Their aim is offer local businesses an additional outlet for sales during trying economic times. The moment felt right to push forward with the new business venture, Tubbs said.
“COVID had become a reality in our lives. Our own part-time jobs were cut back,” said Mosey
The Community Crate duo said they wanted to utilize their newfound free time offering a sense of normalcy to the city. The pair hit the ground running and began reaching out to local vendors and purchasing items. They surpassed their first month’s goal of delivering 20 subscription boxes in April. In May, subscriptions doubled.
“The support has been great,” said Mosey. “We didn’t know what to expect.”
Community Crate’s mission is to work in partnership with and “help support Helena small businesses,” said Tubbs.
Added Mosey, “We want to have items that come from Helena to help facilitate an experience you get when you’re opening your box.”
Joanie More of Murry’s Cafe has been happy collaborating with the duo and the gift boxes have helped connect her business to the community during the second phase of pandemic restrictions.
Tubbs said one of Community Crate’s goals is to re-create the feeling of shopping in downtown Helena from anywhere. The upstart service ships nearly a fifth its boxes outside of the state, often to former Helena residents.
In the first four months, the gift boxes have featured items from Big Dipper Ice Cream, The Parrot Confectionery, Montana Book Company, Great Divide Cyclery, Gulch Distillers, Birds & Beasleys, The General Mercantile, Sole Sisters, Wildflower Boutique, The Base Camp, Beargrass Trading Company, Murry’s and Goodson Designs.
Of the partnership with Community Crate, Gulch Distillers co-founder Tyrrell Hibbard said, “I think it’s a great idea and the timing is perfect” and that “it helped us get a safety item out to more people,” referring to the distillery’s own in-house made hand sanitizer.
“We wanted to keep traditions and routines going,” said Mosey. With that in mind the team streams a virtual First Friday live each month on their Facebook page where they reveal items from their latest box.

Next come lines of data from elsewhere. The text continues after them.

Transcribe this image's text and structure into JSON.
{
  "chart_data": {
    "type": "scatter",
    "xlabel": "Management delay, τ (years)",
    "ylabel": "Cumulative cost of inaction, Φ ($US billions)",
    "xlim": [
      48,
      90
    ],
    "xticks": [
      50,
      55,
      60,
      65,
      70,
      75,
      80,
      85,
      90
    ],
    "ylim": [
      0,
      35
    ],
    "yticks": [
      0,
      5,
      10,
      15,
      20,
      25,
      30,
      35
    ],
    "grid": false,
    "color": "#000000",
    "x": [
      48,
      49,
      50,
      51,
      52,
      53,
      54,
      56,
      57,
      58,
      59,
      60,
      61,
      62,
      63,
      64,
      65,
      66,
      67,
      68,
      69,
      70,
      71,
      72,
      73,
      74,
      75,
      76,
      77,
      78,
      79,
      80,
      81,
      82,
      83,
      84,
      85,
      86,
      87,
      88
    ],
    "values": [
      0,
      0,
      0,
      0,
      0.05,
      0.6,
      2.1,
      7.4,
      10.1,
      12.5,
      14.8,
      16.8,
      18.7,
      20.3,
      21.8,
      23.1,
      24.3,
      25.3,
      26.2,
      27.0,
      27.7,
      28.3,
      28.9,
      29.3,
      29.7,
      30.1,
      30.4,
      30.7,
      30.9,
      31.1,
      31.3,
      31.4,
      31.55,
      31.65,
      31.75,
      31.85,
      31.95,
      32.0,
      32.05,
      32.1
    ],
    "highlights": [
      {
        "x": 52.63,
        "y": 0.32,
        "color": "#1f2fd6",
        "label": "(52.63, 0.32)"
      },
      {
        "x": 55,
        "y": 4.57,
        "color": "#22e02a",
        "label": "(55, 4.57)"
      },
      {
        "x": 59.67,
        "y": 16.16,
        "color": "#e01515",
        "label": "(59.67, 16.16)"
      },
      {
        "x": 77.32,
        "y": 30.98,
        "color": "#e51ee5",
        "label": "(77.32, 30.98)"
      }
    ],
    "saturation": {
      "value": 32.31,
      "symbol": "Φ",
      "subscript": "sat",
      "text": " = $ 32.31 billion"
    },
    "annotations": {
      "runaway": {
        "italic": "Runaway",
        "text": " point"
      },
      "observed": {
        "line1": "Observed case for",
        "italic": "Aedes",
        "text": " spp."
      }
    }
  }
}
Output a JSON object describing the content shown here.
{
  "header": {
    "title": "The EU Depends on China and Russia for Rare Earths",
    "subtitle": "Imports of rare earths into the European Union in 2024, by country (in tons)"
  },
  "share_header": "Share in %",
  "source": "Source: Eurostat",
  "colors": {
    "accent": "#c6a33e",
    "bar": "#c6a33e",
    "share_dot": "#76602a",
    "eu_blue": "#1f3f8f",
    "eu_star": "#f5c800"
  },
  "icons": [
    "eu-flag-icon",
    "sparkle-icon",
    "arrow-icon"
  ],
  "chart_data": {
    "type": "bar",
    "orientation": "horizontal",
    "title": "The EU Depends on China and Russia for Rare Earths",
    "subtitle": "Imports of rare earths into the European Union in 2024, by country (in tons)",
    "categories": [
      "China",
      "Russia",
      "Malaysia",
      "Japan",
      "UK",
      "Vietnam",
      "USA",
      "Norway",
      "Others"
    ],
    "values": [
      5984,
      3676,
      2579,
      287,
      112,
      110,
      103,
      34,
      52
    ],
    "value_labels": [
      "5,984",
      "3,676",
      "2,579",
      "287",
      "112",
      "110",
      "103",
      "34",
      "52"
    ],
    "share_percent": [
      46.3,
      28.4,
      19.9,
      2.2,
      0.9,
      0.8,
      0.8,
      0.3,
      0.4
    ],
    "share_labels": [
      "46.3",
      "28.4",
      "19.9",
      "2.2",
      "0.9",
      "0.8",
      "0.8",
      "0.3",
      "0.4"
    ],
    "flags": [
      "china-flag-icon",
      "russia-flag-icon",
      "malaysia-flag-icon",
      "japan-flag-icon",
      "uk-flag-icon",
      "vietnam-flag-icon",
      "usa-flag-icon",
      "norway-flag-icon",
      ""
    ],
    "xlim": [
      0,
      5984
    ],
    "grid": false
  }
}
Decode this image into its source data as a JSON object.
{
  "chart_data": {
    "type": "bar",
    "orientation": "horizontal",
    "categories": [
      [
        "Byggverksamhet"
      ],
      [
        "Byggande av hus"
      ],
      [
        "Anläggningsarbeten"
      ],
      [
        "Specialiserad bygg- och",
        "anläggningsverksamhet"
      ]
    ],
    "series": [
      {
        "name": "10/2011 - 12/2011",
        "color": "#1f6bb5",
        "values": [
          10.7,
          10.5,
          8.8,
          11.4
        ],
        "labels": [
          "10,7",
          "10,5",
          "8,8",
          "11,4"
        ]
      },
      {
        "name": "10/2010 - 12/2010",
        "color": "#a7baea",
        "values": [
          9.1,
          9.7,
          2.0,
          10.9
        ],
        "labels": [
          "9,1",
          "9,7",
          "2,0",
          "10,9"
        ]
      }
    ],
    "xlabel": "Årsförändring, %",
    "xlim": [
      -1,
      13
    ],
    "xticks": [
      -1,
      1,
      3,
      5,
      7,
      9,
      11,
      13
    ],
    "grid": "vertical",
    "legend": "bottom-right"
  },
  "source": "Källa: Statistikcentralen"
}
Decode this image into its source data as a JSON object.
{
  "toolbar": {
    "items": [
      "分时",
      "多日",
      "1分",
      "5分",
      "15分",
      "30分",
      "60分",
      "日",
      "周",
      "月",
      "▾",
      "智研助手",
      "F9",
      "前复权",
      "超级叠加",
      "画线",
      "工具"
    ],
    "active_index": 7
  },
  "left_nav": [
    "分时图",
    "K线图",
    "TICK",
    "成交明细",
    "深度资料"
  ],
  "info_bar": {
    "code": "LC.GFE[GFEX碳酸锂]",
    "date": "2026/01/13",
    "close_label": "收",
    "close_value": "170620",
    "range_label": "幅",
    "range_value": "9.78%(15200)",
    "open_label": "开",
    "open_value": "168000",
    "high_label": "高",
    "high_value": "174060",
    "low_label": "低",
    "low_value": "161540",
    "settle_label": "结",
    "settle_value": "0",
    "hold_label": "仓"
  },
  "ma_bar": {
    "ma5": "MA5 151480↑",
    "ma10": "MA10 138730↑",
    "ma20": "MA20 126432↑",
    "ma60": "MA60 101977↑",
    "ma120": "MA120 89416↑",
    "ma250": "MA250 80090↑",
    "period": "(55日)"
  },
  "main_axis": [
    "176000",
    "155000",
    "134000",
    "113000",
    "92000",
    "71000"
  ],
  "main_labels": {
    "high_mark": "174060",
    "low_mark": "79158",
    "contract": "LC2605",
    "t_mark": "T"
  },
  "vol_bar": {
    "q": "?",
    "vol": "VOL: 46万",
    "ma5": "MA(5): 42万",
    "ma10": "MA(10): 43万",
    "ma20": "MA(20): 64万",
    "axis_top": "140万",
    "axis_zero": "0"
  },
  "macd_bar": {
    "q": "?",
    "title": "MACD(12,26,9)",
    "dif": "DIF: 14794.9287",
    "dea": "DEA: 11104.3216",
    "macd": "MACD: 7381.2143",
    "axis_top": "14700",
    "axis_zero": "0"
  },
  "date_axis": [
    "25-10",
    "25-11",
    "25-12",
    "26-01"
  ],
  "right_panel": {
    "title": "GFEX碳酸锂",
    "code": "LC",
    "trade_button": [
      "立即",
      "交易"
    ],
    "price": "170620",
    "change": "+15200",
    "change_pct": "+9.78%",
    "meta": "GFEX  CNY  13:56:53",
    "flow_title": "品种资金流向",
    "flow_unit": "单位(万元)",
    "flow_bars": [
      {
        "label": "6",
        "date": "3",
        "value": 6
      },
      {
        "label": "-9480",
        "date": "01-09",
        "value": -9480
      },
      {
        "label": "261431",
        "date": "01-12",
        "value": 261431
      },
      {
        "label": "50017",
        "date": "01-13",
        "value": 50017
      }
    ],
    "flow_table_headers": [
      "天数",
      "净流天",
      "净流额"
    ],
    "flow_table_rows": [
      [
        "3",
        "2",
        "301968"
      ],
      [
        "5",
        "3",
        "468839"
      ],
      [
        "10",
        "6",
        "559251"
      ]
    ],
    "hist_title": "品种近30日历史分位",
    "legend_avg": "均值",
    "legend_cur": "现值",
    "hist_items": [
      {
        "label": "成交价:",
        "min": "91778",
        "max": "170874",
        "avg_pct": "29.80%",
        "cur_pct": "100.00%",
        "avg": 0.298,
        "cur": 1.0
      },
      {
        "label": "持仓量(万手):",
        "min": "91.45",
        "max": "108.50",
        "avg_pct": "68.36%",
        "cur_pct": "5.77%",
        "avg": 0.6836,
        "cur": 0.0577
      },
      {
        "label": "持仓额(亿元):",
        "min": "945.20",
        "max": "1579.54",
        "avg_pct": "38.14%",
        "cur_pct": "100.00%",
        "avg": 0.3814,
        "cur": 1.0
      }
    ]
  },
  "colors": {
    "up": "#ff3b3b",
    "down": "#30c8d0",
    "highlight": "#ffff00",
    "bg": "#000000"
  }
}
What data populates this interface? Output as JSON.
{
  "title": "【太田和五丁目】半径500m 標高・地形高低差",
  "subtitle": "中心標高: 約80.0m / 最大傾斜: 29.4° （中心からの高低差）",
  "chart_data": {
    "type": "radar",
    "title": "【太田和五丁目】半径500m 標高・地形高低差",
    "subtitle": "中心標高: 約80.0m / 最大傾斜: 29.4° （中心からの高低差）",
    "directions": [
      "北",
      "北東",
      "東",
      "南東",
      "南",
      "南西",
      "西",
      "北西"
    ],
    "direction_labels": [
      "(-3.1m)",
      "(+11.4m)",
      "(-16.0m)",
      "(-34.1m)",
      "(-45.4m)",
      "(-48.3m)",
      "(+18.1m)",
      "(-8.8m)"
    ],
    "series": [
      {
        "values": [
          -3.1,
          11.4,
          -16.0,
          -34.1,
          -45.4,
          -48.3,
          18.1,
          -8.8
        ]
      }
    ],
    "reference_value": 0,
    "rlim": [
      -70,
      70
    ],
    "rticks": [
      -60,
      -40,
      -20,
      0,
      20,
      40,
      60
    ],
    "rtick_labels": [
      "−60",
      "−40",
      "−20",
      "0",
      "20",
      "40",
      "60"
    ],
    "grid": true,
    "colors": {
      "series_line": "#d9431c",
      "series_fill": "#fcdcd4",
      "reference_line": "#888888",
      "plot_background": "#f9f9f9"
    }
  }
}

“So much thought goes into what items go into each month's box,” Mosey said.
As Community Crate’s social reach grows, they hope to offer some of the more traditional Helena businesses an online avenue to get their products out to the public.
In the future, the team at Community Crate hopes to work with more local businesses, continue to grow their customer base and to deliver to more homes. “I love seeing people’s face light up when we drop off our boxes,” said Mosey, who delivers the gift boxes via her bike.
It’s not just subscribers who enjoy seeing the pair. “Business owners were worried about their future. I saw a business owner cry when we gave her our order for the boxes, that really impacted me,” Mosey said.
“Our intention behind Community Crate is where our heart is,” Mosey said. “We’re creative women and we both subscribe to different kinds of delivery boxes (but) we wanted something that supports the place we live.”
Community Crate’s next virtual First Friday is scheduled for July 3, where they will announce the items to be placed in July’s boxes. Each gift box costs subscribers $45 a month, which includes delivery.
AshLy Tubbs and Karli Mosey's story is part of the ongoing Community in Focus series on everyday people in the Helena area.